Background: The Federal Reserve is the United States’ central bank. Its job is to keep prices stable and the labor market healthy, and its main tool for doing so is interest rates—the cost of borrowing money. When the Fed raises rates, it becomes more expensive for banks to borrow, which pushes up rates on mortgages, car loans, and credit cards. That slows consumer spending and business investment, cooling the economy and bringing inflation down. When the Fed cuts rates, borrowing gets cheaper, spending rises, and the economy speeds up. 
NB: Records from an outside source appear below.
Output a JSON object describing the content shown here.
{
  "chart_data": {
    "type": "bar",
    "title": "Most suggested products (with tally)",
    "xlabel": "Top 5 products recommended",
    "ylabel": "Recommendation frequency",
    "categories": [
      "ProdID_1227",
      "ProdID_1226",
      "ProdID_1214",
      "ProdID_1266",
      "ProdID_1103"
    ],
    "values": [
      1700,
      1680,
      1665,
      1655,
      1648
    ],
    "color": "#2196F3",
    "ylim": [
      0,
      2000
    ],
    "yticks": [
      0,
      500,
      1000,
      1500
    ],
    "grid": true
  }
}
The New York Times explains on January 1st of 2026 that over the past two years, the Fed sharply raised rates to fight the post-pandemic inflation surge, pushing borrowing costs to their highest levels in more than two decades. While inflation has come down from its peak, it’s still hovering above the Fed’s 2 percent target, and the economy is showing signs of strain through tighter credit, slowing growth, and rising anxiety about a recession.

Cut rates too soon, and inflation could flare back up; keep rates too high for too long, and the economy could tip into contraction.

SOS: So it’s when considering that interest rates can be the deciding factor between whether families get relief on monthly payments, whether small businesses can afford to expand, and whether the labor market stays strong, or starts shedding jobs, that we must ask the question, 

Will the Federal Reserve cut interest rates in 2026?

Conclusion

At the end of your 60-90 second intro, your judge should feel three things:

  1. I understand the topic
  2. I understand why it matters now
  3. I want to hear this person’s answer

If you can consistently produce that, your intros won’t just be “good.” They’ll be the reason you win close rounds.